Hello! I’m currently looking at writing a Lezer grammar/parser for systemd-style ini files for a personal project, and hit a couple of snags.
While the actual eBNF of ini files is simple, I’ve had a lot of issues getting whitespace and comments to behave correctly.
The first issue is that comments are only valid if the line starts (ignoring leading whitespace) with a #
. So for instance:
# This is a valid comment
x = 2 # but this is actually part of the value
This suddenly makes comments much harder to use in @skip
rules, as they’re only valid in certain contexts.

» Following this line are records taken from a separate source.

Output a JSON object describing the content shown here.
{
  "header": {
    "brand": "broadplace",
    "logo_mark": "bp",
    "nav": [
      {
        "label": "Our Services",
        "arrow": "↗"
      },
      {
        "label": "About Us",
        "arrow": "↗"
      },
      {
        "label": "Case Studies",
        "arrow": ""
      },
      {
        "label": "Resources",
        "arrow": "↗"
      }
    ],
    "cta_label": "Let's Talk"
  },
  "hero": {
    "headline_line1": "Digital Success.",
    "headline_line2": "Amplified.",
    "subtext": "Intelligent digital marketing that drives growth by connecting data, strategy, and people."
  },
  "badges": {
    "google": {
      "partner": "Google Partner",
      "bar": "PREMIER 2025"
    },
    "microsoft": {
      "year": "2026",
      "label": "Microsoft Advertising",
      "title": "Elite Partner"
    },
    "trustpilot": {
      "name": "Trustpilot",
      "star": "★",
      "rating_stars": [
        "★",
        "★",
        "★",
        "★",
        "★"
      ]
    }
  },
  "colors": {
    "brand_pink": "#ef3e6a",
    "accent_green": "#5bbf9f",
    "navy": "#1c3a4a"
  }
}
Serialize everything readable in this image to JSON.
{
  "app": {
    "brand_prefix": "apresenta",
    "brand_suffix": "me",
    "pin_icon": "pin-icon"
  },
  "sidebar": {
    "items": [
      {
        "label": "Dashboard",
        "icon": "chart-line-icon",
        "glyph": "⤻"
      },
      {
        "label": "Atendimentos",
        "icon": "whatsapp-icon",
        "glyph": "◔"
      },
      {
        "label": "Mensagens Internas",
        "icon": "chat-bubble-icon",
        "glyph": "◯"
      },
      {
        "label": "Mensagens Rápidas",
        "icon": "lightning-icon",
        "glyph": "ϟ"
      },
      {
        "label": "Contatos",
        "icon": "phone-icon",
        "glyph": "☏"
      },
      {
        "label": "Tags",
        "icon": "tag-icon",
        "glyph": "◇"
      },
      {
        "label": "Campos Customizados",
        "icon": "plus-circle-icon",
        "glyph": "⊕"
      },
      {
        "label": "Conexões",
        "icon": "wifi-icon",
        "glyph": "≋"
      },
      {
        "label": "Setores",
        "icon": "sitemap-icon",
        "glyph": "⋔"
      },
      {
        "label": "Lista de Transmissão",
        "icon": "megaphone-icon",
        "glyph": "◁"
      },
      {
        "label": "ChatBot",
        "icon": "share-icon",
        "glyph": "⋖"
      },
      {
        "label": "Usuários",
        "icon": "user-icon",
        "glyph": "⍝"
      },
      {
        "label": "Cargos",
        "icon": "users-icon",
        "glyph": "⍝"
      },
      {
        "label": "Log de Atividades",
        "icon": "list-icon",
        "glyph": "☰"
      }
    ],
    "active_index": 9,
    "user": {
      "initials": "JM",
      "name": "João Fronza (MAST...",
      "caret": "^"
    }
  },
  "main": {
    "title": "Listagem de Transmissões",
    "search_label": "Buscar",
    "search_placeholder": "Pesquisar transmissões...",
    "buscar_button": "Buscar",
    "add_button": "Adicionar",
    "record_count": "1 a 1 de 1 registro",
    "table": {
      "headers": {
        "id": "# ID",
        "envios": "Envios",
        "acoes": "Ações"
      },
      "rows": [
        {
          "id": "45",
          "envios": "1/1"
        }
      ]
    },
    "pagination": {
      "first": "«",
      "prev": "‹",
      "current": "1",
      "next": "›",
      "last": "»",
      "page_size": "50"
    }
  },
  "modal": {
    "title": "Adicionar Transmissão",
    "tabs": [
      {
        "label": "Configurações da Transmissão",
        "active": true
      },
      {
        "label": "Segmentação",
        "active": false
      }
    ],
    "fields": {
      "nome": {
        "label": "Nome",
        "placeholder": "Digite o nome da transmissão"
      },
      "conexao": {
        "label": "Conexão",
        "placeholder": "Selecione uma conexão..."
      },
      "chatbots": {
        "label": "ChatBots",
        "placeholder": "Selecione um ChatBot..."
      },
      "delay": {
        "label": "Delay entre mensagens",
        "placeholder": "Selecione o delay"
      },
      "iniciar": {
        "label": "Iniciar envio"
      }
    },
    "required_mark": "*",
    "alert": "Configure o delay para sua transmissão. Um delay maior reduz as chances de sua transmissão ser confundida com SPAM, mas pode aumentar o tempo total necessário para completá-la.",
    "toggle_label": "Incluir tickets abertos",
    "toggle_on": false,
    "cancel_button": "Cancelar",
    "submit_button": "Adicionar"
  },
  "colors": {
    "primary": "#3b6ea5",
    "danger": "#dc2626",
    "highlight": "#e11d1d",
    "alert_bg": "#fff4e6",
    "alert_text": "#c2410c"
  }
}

The other nasty feature is continuation lines. Like many other languages, a line can end with \
to treat the line break as a space rather than a new line. However, the following line(s) may be comments, which will be skipped before the actual content appears:
[Section header\
# A comment
continued]
This can more easily be expressed as a @skip
rule. However, in the above case, the “continued” section is parsed as a syntax error, and I’m not quite sure why:
- Section: "[Section header\\\n# A comment\ncontinued]\n"
- SectionHeader: "[Section header\\\n# A comment\ncontinued]"

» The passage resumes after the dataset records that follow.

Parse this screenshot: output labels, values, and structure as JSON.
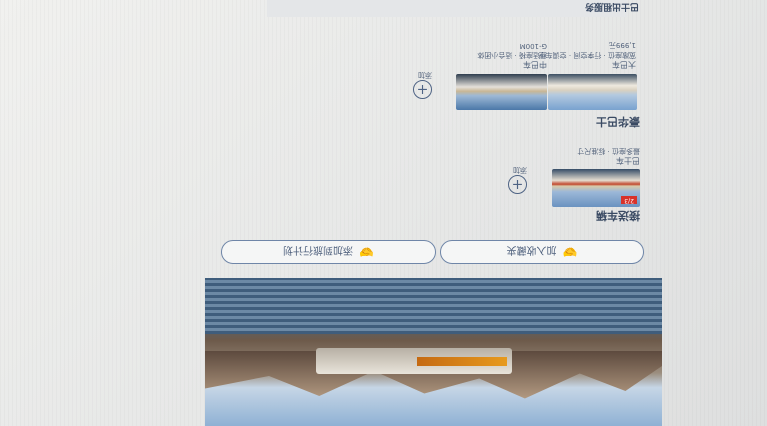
{
  "hero": {
    "image": "bus-by-lake-with-mountains"
  },
  "actions": {
    "left": {
      "label": "加入收藏夹",
      "icon": "handshake-icon"
    },
    "right": {
      "label": "添加到旅行计划",
      "icon": "handshake-icon"
    }
  },
  "section_one": {
    "title": "接送车辆",
    "item": {
      "badge": "2/3",
      "name": "巴士车",
      "meta": "最多座位 · 标准尺寸",
      "price_label": "添加",
      "add_icon": "plus-circle-icon"
    }
  },
  "section_two": {
    "title": "豪华巴士",
    "items": [
      {
        "name": "大巴车",
        "meta": "宽敞座位 · 行李空间 · 空调车型",
        "price": "1,999元",
        "add_label": "添加",
        "add_icon": "plus-circle-icon"
      },
      {
        "name": "中巴车",
        "meta": "舒适座椅 · 适合小团体",
        "price": "G-100M"
      }
    ]
  },
  "top_strip": {
    "label": "巴士出租服务"
  },
  "colors": {
    "accent": "#3d4f6c",
    "outline": "#6f86a8",
    "badge": "#d8322a"
  }
}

- SectionName: "Section header"
- Comment: "# A comment" (skipped)
- ⚠: "continued" (error, skipped)
- SectionEnd: "]"
For completeness, here is the whole grammar:
ini.grammar
@skip { space | Comment eol | "\n" } {
@top Unit {
Section*
}
Section {
sectionHeader
}
}
@skip { cont (space? Comment eol)* } {
sectionHeader { SectionHeader eol }
SectionHeader { "[" SectionName* SectionEnd }
SectionEnd { "]" }
SectionName { sectionName | "\\" | "]" }
}
@tokens {
eol { @eof | "\n" }
space { $[ \t]+ }
Comment { $[#;] ![\n]* }
cont { "\\" eol }
sectionName { ![\n\\\]]+ }
}
Was wondering if anyone with more familiarity with Lezer would be able to offer some thoughts on what I’m doing, and if there’s any other alternative routes I should be trying? It’s possible this is solvable with a context tracker + custom tokeniser, but wasn’t quite sure how to go about that.